In preparation for the 2010 Census, the Census Bureau offered officials from federally and state recognized tribes, Alaska Native Villages and Alaska Native Regional Corporations the opportunity to review and update the geographic areas below.
Detailed information about TSAP and the State Reservation Program is available on the TSAP webpage.
ANVSAs are statistical geographic entities representing permanent and/or seasonal residences of Alaska Natives who are members of, or receive governmental services from, the defining Alaska Native village (ANV). ANVSAs are intended to include only an area where Alaska Natives, especially members of the defining ANV, represent a substantial proportion of the population during at least one season of the year.
ANRCs are corporate entities organized to conduct both for-profit and non-profit affairs of Alaska Natives pursuant to the Alaska Native Claims Settlement Act. ANRCs have legally defined boundaries that subdivide all of Alaska into twelve regions (except for the area within the Annette Island Reserve). The non-profit officials of ANRCs review their legal boundary and may, in the absence of participation by the Alaska Native village official, act as proxy in the delineation of ANVSAs in their regions.
OTSAs are statistical areas that were identified and delineated by the Census Bureau in consultation with federally recognized American Indian tribes based in Oklahoma. An OTSA is intended to represent the former American Indian reservation that existed in Indian and Oklahoma territories prior to Oklahoma statehood in 1907. OTSAs are intended to provide geographic entities comparable to the former Oklahoma reservations so that statistical data can be viewed over time. OTSAs were referred to as Tribal Jurisdiction Statistical Areas (TJSAs) in the 1990 Census data products.
Tribal subdivisions are internal units of self-government and/or administration that serve social, cultural, and/or economic purposes. Federally recognized Oklahoma tribes with OTSAs may identify and delineate an administrative subdivision within their OTSA. Although some tribes have more than one type of subdivision, tribes may identify only one type of subdivision on their OTSA for Census Bureau purposes.
TDSAs are statistical geographic entities identified and delineated for the Census Bureau by federally recognized American Indian tribes that do not currently have an American Indian reservation and/or off-reservation trust land. A TDSA is intended to encompass a compact and contiguous area that contains a concentration of individuals who identify with the delineating federally recognized American Indian tribe. TDSAs are also intended to be comparable to American Indian reservations within the same state or region and provide a means for reporting statistical data for the area.
Tribal census tracts and tribal block groups are statistical geographic entities defined by the Census Bureau in cooperation with tribal officials, unique to and within the boundaries of federally recognized American Indian reservations and/or off-reservation trust lands.

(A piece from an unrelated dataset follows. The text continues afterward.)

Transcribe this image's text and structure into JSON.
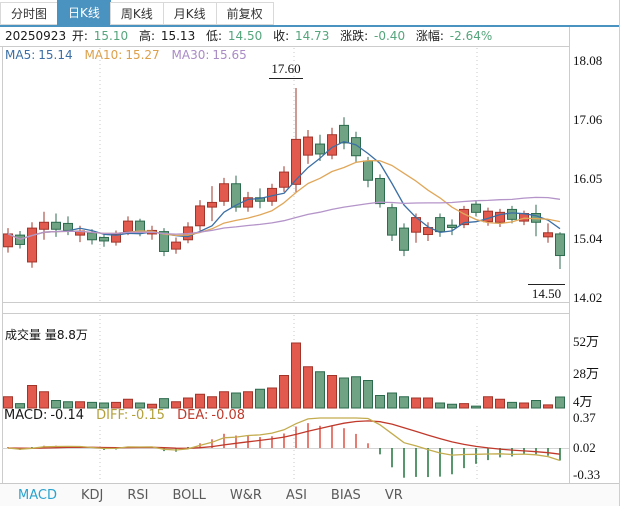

Tribal census tracts and tribal block groups allow for an unambiguous presentation of tract and block group level data specific to the reservations and off-reservation trust lands without the imposition of state or county boundaries, and provide a geographic framework for the tabulation and presentation of statistical data for communities within the reservation. Tribal census tract identifiers differ from standard census tract identifiers. The tribal census tract code is alpha-numeric and always begins with a "T." For example, a reservation with 2 tribal census tracts would have tract codes T001 and T002. Tribal block groups nest within tribal census tracts and are identified by a single capital letter from "A" through "K" (except for the letter "I") following the tribal tract identifier. Tribal block groups are identified as "T001A", "T001B", continuing until every tribal block group within that tract is labeled.
CDPs are statistical geographic areas representing closely settled, unincorporated communities, which are locally recognized and identified by name. They are statistical equivalents of incorporated places with the primary differences being the lack of both a legally defined boundary and an active, functioning government. A CDP generally consists of a contiguous area with a concentration of housing and commercial structures similar to that of an incorporated place of similar size. CDPs are delineated on reservations by the Census Bureau in collaboration with tribal officials. Tribal officials may also work with counties or regional agencies to define CDPs for tribal communities completely off their reservations.
State American Indian reservations are the legally defined reservations of state-recognized tribes. The reservations of state-recognized tribes are established by treaty, statute, executive order and/or court order, and represent area over which the tribal government of a state-recognized American Indian tribe may have governmental authority. The Census Bureau works with a governor appointed state liaison to obtain the name and boundary for each state-recognized American Indian reservation.
SDTSAs are statistical geographic areas identified and delineated for state recognized tribes that are not federally recognized and do not have an American Indian reservation or off-reservation trust land. The Census Bureau works with a governor appointed state liaison to delineate statistical areas for state-recognized tribes. SDTSAs do not cross state lines and are limited to the state in which the respective tribe is officially recognized. SDTSAs provide state recognized tribes without reservations statistical data for a geographic area that encompasses a substantial concentration of tribal members. SDTSAs were called State Designated American Indian Statistical Areas (SDAISAs) for Census 2000.